As the notes reverberated through the mahogany lid, Fortuna uttered a small cry of surprise and turned her wide, cat’s eyes his direction.
He grinned. “They say Beethoven was out one evening for a walk when he passed a cobbler’s shop and heard someone practicing one of his compositions. He went inside and found a blind girl struggling with the piece.”
Tentatively, Fortuna scooted forward, then laid down on her back with her arms at her sides. Bronze curls snaked through the music stand to hang over the keys. Spellbound, Charles stared at them. Then, swallowing hard, he cleared his throat and continued.
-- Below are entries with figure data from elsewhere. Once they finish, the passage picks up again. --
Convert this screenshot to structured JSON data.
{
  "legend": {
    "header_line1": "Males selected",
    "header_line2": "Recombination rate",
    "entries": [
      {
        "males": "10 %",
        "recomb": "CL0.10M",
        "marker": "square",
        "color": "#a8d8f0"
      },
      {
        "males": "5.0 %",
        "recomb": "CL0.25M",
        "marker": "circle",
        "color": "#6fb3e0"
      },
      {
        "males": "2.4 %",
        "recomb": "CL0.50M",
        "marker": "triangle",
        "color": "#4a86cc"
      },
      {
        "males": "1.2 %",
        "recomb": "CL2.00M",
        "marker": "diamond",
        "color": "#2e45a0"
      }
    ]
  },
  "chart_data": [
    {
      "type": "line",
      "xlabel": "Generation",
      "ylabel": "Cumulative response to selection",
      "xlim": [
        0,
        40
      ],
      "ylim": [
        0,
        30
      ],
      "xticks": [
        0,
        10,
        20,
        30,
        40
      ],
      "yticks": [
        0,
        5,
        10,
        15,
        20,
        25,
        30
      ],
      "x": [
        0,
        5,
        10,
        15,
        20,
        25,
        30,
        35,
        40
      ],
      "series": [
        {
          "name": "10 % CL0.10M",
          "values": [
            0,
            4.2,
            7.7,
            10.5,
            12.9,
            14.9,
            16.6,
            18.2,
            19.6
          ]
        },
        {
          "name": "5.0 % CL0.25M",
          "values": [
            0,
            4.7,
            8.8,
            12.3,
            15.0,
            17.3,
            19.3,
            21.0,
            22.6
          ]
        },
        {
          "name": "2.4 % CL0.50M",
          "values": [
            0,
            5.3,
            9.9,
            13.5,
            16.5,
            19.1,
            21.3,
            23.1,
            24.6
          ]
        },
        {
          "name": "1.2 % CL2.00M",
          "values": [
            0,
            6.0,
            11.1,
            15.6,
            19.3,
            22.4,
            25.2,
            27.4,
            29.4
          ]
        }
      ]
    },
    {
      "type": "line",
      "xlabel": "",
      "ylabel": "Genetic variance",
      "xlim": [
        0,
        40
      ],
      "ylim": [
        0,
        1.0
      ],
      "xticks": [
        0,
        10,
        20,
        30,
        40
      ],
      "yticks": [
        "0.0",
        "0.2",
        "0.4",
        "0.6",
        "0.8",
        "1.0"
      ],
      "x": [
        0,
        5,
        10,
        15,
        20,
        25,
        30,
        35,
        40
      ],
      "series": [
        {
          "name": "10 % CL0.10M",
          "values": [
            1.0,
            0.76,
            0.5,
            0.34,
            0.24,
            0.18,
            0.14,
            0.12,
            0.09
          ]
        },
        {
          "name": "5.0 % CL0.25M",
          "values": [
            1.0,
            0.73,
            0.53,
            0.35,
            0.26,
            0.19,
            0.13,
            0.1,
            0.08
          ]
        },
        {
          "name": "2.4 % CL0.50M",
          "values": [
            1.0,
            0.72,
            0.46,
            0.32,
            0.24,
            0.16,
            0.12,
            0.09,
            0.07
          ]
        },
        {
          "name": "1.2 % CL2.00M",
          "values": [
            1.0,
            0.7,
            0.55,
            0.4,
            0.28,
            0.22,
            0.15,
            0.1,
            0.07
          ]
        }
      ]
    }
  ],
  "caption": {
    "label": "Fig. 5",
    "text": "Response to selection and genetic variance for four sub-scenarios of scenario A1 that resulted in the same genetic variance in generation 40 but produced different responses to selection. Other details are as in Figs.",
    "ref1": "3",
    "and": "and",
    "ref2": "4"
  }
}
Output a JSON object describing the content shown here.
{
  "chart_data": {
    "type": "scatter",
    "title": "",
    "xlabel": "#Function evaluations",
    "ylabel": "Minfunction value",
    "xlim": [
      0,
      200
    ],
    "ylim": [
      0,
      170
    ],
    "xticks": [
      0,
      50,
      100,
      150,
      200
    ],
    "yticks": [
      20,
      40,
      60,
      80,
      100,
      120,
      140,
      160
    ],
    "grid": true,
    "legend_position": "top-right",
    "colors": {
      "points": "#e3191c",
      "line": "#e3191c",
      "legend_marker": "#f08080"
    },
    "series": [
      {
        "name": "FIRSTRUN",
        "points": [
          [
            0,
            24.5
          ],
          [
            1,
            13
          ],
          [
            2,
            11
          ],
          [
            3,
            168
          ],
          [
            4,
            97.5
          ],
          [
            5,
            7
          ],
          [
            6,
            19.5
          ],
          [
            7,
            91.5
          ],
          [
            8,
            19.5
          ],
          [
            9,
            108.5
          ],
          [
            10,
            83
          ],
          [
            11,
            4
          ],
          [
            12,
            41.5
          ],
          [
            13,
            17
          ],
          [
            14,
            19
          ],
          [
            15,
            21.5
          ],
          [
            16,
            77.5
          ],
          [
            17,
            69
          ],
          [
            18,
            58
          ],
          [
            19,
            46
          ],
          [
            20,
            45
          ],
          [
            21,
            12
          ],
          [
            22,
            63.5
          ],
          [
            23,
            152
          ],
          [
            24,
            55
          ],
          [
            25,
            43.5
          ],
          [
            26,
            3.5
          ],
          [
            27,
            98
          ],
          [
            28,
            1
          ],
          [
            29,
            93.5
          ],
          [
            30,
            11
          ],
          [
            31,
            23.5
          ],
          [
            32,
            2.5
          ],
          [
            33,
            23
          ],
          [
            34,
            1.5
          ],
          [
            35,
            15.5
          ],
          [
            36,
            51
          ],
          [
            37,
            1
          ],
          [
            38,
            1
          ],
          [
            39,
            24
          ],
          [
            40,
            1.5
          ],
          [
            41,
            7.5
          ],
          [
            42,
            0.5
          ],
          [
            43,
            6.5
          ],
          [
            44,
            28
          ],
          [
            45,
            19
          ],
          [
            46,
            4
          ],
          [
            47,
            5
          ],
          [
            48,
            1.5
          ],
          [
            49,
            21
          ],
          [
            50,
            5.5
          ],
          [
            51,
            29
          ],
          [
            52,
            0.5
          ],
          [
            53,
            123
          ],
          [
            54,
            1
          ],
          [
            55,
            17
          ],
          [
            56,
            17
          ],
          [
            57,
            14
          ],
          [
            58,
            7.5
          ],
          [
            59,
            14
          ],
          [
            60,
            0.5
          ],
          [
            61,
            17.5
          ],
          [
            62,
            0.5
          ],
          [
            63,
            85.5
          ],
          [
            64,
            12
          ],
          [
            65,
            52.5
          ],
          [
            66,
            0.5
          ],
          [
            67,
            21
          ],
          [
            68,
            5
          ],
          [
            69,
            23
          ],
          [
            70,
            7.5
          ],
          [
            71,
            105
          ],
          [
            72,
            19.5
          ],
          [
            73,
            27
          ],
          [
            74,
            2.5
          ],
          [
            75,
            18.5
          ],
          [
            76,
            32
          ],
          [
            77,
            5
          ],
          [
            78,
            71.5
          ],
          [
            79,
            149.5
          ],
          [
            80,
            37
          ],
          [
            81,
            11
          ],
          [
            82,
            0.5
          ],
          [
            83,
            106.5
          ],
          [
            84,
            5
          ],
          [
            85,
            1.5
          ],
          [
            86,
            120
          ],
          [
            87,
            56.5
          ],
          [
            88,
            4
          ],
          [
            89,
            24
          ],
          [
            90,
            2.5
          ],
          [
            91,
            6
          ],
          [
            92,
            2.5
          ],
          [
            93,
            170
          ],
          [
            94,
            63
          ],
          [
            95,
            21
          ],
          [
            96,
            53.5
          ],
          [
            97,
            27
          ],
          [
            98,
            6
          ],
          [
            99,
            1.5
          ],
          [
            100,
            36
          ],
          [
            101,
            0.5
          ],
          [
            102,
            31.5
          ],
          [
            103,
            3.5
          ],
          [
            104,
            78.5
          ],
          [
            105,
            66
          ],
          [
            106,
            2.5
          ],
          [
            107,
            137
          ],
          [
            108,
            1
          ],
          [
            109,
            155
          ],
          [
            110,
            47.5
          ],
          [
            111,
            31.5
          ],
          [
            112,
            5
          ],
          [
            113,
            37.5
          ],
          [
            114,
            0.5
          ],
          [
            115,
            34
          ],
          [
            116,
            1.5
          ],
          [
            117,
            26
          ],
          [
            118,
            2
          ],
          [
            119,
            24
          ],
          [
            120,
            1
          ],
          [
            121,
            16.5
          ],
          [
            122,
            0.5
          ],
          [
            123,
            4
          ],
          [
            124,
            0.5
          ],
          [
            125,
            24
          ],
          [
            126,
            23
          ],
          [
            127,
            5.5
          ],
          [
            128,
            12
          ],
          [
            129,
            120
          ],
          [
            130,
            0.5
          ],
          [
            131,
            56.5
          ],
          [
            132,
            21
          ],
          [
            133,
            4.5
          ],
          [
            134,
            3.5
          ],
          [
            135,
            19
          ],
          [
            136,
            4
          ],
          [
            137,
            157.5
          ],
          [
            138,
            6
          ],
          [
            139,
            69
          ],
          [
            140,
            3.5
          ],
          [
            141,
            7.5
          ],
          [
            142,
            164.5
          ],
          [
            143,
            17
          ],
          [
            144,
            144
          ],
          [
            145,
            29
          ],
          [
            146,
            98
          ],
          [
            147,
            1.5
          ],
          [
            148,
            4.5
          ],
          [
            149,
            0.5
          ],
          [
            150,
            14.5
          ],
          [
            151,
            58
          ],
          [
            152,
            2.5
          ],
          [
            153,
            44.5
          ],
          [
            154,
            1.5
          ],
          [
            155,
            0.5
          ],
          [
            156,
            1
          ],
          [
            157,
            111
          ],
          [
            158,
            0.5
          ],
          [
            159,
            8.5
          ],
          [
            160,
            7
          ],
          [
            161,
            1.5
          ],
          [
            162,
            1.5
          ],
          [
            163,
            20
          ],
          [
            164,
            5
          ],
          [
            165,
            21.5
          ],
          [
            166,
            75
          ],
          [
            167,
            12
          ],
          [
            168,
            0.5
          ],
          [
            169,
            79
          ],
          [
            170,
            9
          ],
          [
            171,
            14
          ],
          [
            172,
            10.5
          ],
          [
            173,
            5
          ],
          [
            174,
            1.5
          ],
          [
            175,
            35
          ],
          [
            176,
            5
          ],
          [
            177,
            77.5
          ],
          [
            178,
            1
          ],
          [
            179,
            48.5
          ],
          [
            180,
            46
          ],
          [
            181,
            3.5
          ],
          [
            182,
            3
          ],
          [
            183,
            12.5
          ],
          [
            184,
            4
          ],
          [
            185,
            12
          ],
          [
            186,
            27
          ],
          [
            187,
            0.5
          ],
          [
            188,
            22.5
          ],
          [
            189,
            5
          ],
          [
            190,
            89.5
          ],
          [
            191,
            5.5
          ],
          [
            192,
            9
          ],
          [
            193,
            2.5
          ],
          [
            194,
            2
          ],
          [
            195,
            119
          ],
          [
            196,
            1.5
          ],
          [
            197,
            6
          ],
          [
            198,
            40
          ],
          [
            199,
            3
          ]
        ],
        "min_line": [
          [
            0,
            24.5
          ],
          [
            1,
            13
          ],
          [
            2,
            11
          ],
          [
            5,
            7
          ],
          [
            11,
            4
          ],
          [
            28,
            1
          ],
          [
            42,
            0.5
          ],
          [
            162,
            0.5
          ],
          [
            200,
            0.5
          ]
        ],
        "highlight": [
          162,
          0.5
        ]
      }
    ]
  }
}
“Herr Beethoven offered to demonstrate how the piece was meant to be played. He became so caught up in the beauty of the moonlight falling through the open window on the blind girl that he went home and composed this sonata.”
With that, he began to play.
As Charles’ fingers flew over the keys, he let his gaze rest on the copper froth dangling just above his hands. He tried to imagine the sensations Fortuna was experiencing. How each keystroke pulsed through her body and sent vibrations quivering along her limbs. Especially when he came to the fast-paced, accentuated finale.
He ended the movement in one abrupt crashing stroke. Hands suspended above the keyboard, Charles waited for the last note to reverberate through the music room.
“Fortuna?” he quietly breathed.
She lay still, as thought she hadn’t heard him. At last it registered that the piece had ended. With a heartfelt sigh, she pulled herself upright.
Charles leaped to his feet. In two swift steps, he was beside the piano.
Fortuna swiveled toward him on her bottom, until her legs hung over the lid’s edge. She wore a dazed expression, like that of a well-loved, satiated woman.
Desire spiked through Charles. Deliberately, he pressed his chest against her knees, then slid the palms of both hands up over each rounded hip until he clasped her slender waist. Lifting her off the piano, he stepped away and let her slippers slowly slide to the floor.
Her legs seemed incapable of support. “That was…so…” she whispered breathlessly.
“Sensual?”
Fire burned a trail straight to his groin. Charles barely managed to stifle a groan. Unable to resist the sexual pull between them and accepting the inevitability of his actions, he lowered his head and captured Fortuna’s rosy mouth with his own.